T. S. Eliot, ‘The Hollow Men’. After he wrote The Waste Land, Eliot spent the next years working on a sort of follow-up poem whose form and language allude to that earlier poem in suggestive ways. Published in 1925, ‘The Hollow Men’ reflects the general malaise and sense of limbo that characterised the mid-1920s in Britain for many people: in the US many of the wealthiest may have been enjoying the Jazz Age, but post-war Britain was marked, for Eliot, by a loss of spiritual meaning and direction. ‘The Hollow Men’ brilliantly captures this.
Nancy Cunard, Parallax. Although not as famous as Moore, Cunard was another female modernist poet who wrote a long poem in the wake of Eliot’s The Waste Land – and, in Cunard’s case, she seems to have deliberately alluded to Eliot’s work in order to challenge his despairing and pessimistic view of modernity. Parallax was, like The Waste Land, published in Britain by Virginia Woolf’s Hogarth Press (in 1925). Not all of Parallax is available online, but you can read an excerpt by following the link above and discover more about it here.
Langston Hughes, ‘I, Too’. The finest poet of the Harlem Renaissance, Hughes (1902-67) often writes about the lives of African Americans living in America, especially in New York, in the early twentieth century. In this poem from 1926, and with an allusive nod to Walt Whitman’s poem ‘I Hear America Singing’, Hughes – describing himself as the ‘darker brother’ – highlights the plight of black Americans at the time, having to eat separately from everyone else in the kitchen when guests arrive, but determined to strive and succeed in the ‘Land of the Free’.
W. B. Yeats, ‘Sailing to Byzantium’. Written in September 1926 and published the following year, this poem is about growing older and feeling out of touch with the new generation superseding you, feeling surplus to requirements, waiting for death.

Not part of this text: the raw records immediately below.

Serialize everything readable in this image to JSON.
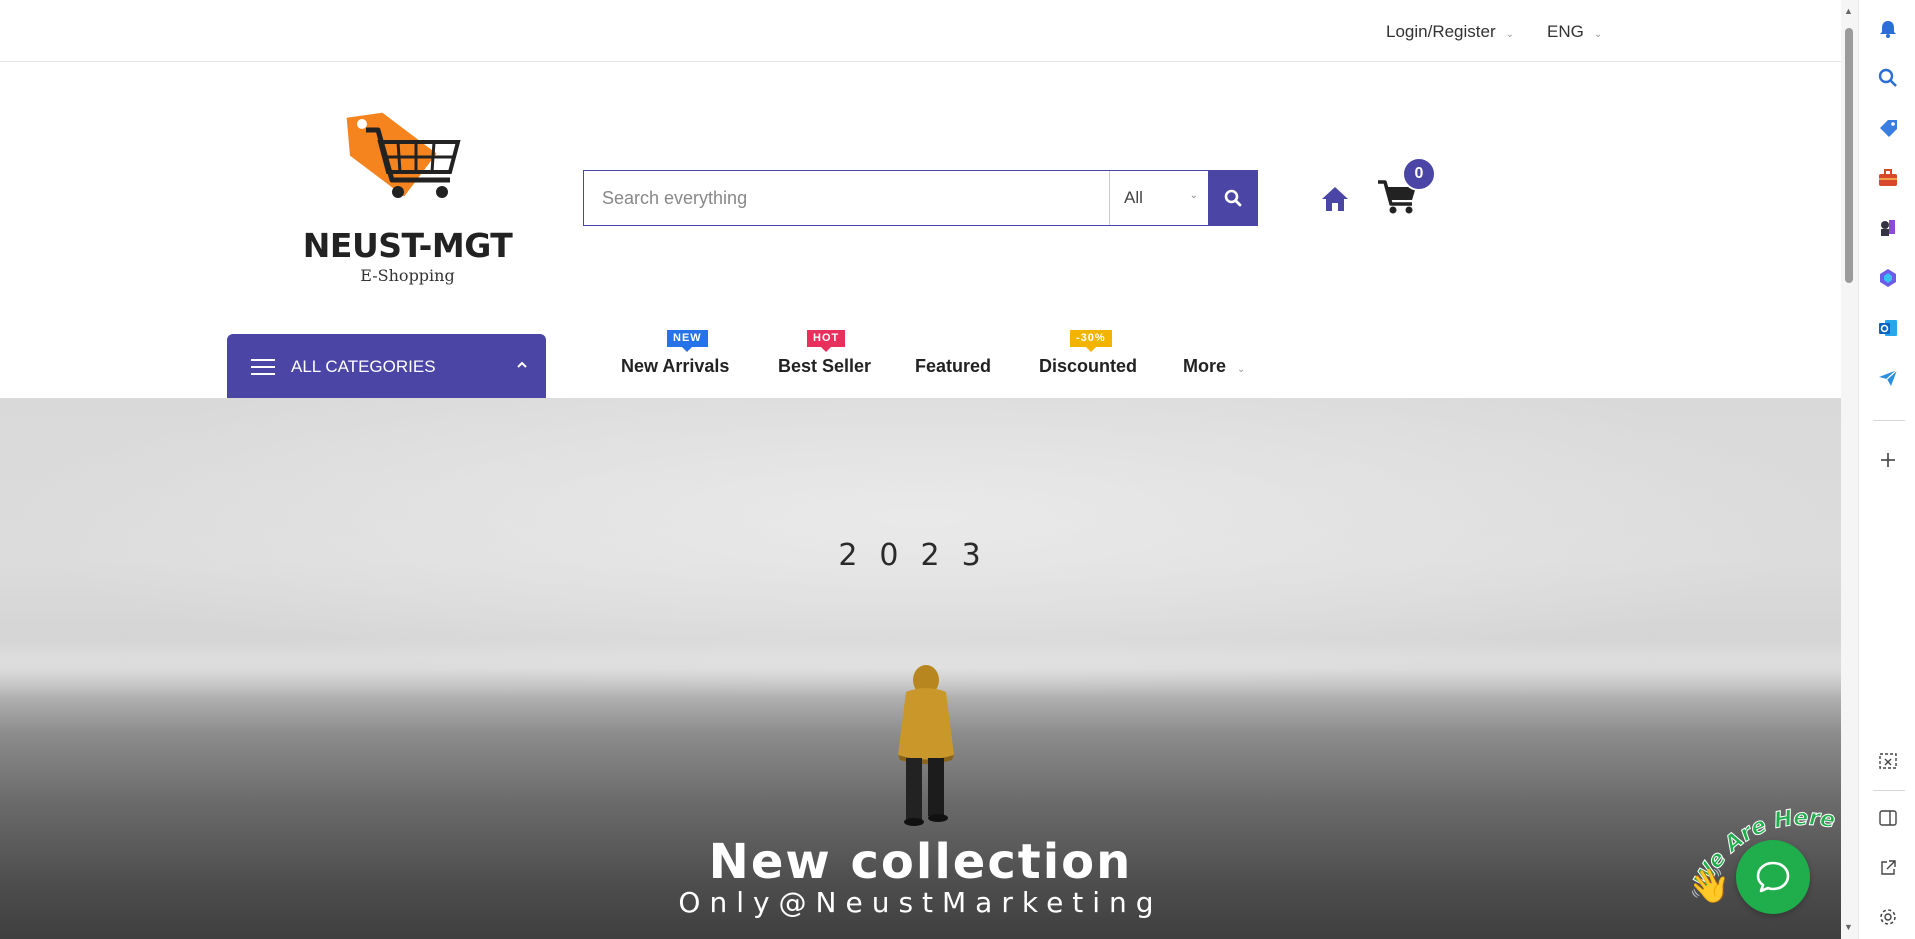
{
  "topbar": {
    "login_label": "Login/Register",
    "language_label": "ENG"
  },
  "logo": {
    "name": "NEUST-MGT",
    "subtitle": "E-Shopping"
  },
  "search": {
    "placeholder": "Search everything",
    "value": "",
    "category_selected": "All"
  },
  "cart": {
    "count": "0"
  },
  "categories": {
    "label": "ALL CATEGORIES"
  },
  "nav": {
    "items": [
      {
        "label": "New Arrivals",
        "badge": "NEW"
      },
      {
        "label": "Best Seller",
        "badge": "HOT"
      },
      {
        "label": "Featured",
        "badge": ""
      },
      {
        "label": "Discounted",
        "badge": "-30%"
      },
      {
        "label": "More",
        "badge": ""
      }
    ]
  },
  "hero": {
    "year": "2023",
    "title": "New collection",
    "subtitle": "Only@NeustMarketing"
  },
  "chat": {
    "tagline": "We Are Here!"
  },
  "colors": {
    "accent": "#4b46a6",
    "badge_new": "#2573e8",
    "badge_hot": "#e8305c",
    "badge_discount": "#f3b400",
    "chat_green": "#1fae4b",
    "logo_orange": "#f5841f"
  },
  "sidebar_icons": [
    "bell-icon",
    "search-icon",
    "tag-icon",
    "toolbox-icon",
    "chess-icon",
    "copilot-icon",
    "outlook-icon",
    "send-icon",
    "plus-icon",
    "screenshot-icon",
    "split-view-icon",
    "external-link-icon",
    "settings-icon"
  ]
}
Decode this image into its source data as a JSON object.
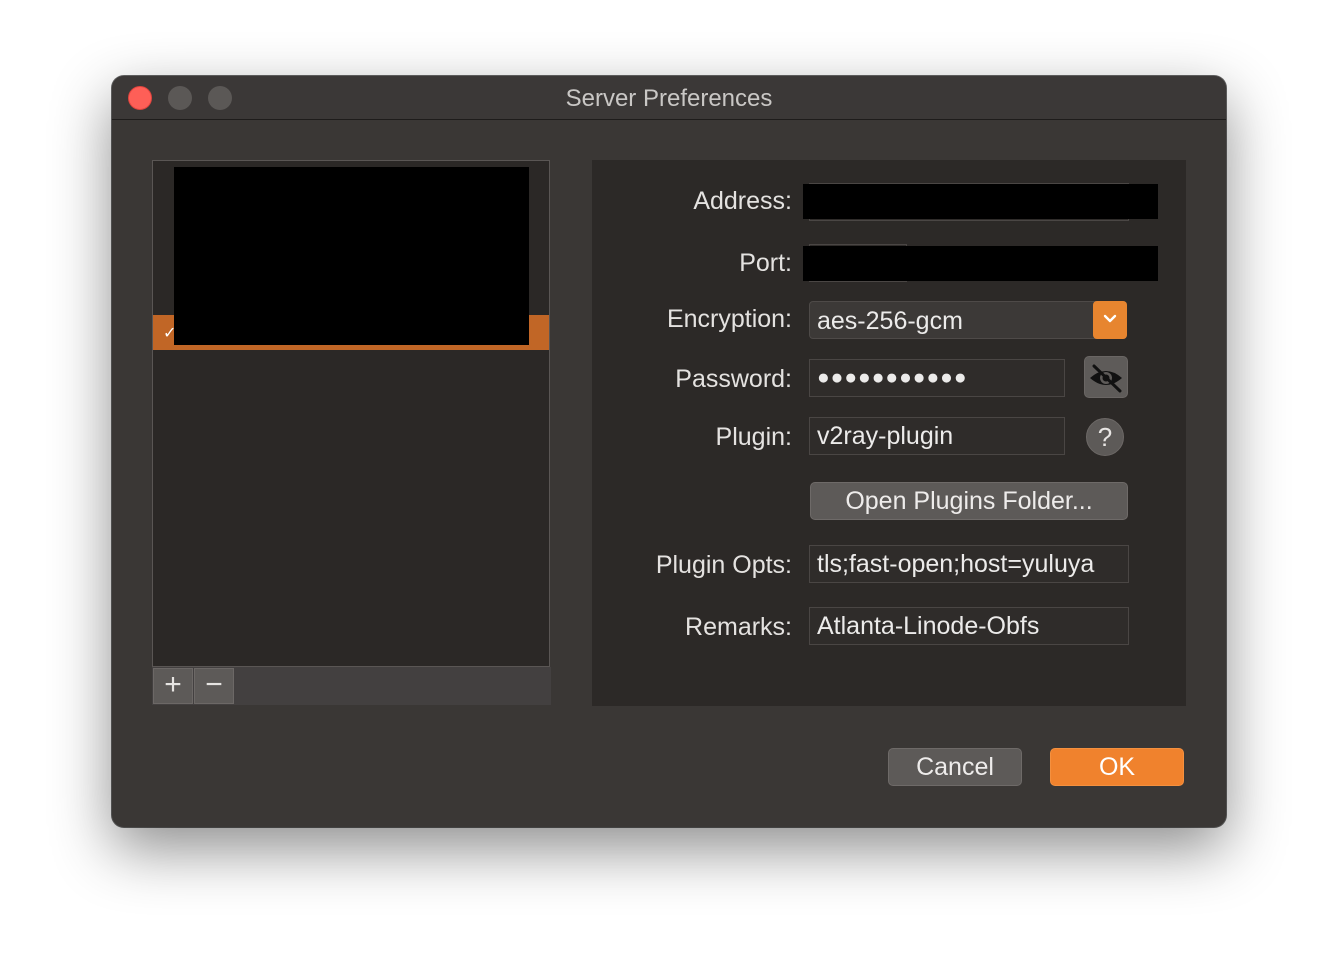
{
  "window": {
    "title": "Server Preferences"
  },
  "server_list": {
    "add_label": "+",
    "remove_label": "−",
    "selected_mark": "✓"
  },
  "form": {
    "address": {
      "label": "Address:"
    },
    "port": {
      "label": "Port:"
    },
    "encryption": {
      "label": "Encryption:",
      "value": "aes-256-gcm"
    },
    "password": {
      "label": "Password:",
      "value": "●●●●●●●●●●●"
    },
    "plugin": {
      "label": "Plugin:",
      "value": "v2ray-plugin",
      "help": "?"
    },
    "open_plugins_folder": "Open Plugins Folder...",
    "plugin_opts": {
      "label": "Plugin Opts:",
      "value": "tls;fast-open;host=yuluya"
    },
    "remarks": {
      "label": "Remarks:",
      "value": "Atlanta-Linode-Obfs"
    }
  },
  "buttons": {
    "cancel": "Cancel",
    "ok": "OK"
  },
  "colors": {
    "accent": "#f0822d",
    "selection": "#c16626",
    "close": "#fe5f57"
  }
}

Perhaps this is something to do with the age gap between Yeats – who concludes this list of significant 1920s poems but was the oldest of the poets listed here – and modernists like Eliot, Pound, and Moore, all of whom were born at least twenty years later. So Yeats’s thoughts of death and ageing in this poem are, perhaps, inevitable for a poet in his sixties when he wrote this powerful piece about one’s twilight years.